The court was swayed by arguments regarding the damaging features of expert shopping and the ethos of the CPR which encourages openness and communication before and after issue.

The court held that there was no justification for not disclosing a report obtained from an expert who had been put forward by that party as suitable for the case, had been accepted by the other party as suitable, and had reported. The court felt it was appropriate to exercise the control afforded by CPR 35.4 in order to maximise the information available to the court and to discourage expert shopping. The Claimant was ordered to disclose the first report.
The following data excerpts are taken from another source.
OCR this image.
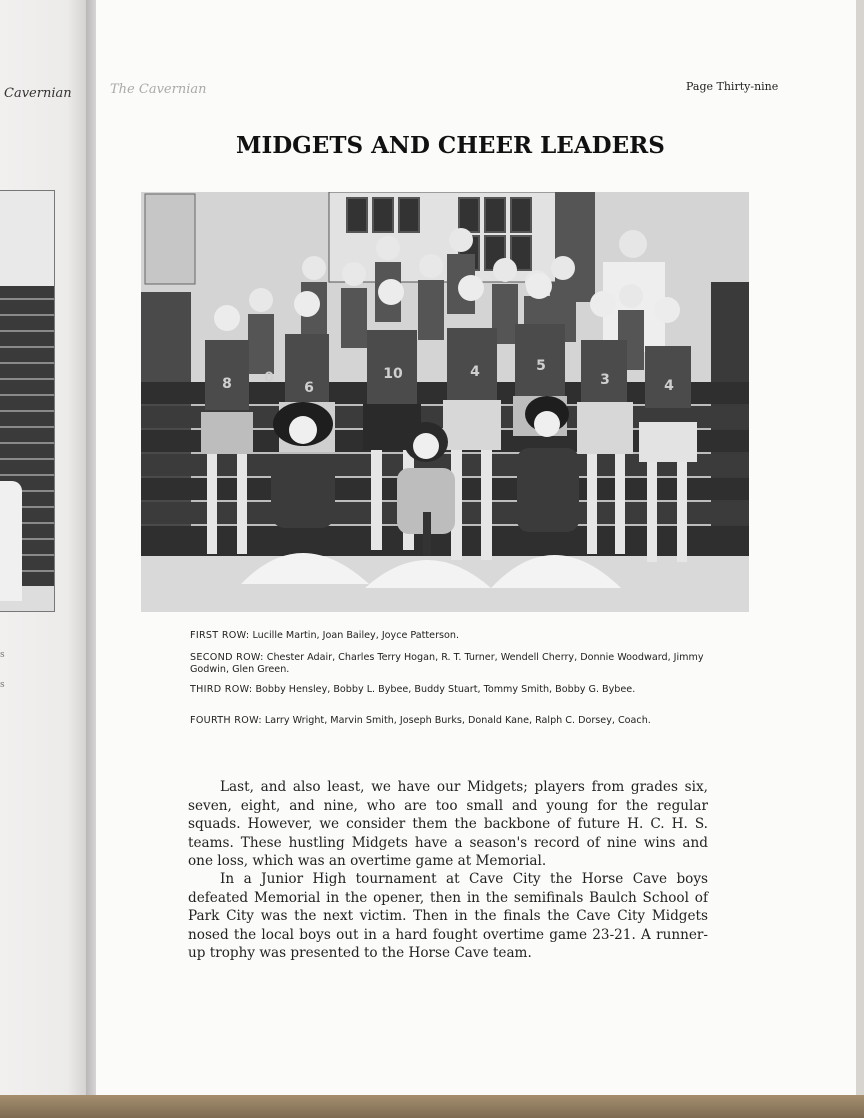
Cavernian
s
s
The Cavernian	Page Thirty-nine
MIDGETS AND CHEER LEADERS
8 0
6
10	4	5
3	4
FIRST ROW: Lucille Martin, Joan Bailey, Joyce Patterson.
SECOND ROW: Chester Adair, Charles Terry Hogan, R. T. Turner, Wendell Cherry, Donnie Woodward, Jimmy Godwin, Glen Green.
THIRD ROW: Bobby Hensley, Bobby L. Bybee, Buddy Stuart, Tommy Smith, Bobby G. Bybee.
FOURTH ROW: Larry Wright, Marvin Smith, Joseph Burks, Donald Kane, Ralph C. Dorsey, Coach.

Last, and also least, we have our Midgets; players from grades six, seven, eight, and nine, who are too small and young for the regular squads. However, we consider them the backbone of future H. C. H. S. teams. These hustling Midgets have a season's record of nine wins and one loss, which was an overtime game at Memorial.

In a Junior High tournament at Cave City the Horse Cave boys defeated Memorial in the opener, then in the semifinals Baulch School of Park City was the next victim. Then in the finals the Cave City Midgets nosed the local boys out in a hard fought overtime game 23-21. A runner-up trophy was presented to the Horse Cave team.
Conclusion and distinguishing features

It may be that this judgment is limited to low value cases where Claimants propose an expert (usually condition and prognosis) and invite the Defendant to agree to that expert.  However, a marker has been laid down and it may be that subsequent judges decide that should either party refer to any specific expert report, even pre-issue, and then appear to change experts, that the first report should be disclosed.  Whilst Defendants may find this approach welcome, it may prove to be a double-edged sword.  What about cases where a Defendant commissions early expert evidence, such as during an inquest or in the early stages of a claim and refers to that report? There are certainly instances where a Claimant indicates that a claim will be commenced before an inquest has been concluded.  This case highlights that parties will need to think very carefully before referring to expert reports in discussions with the other parties. Mention of such a report may cause difficulties if that party wishes to instruct an alternative expert.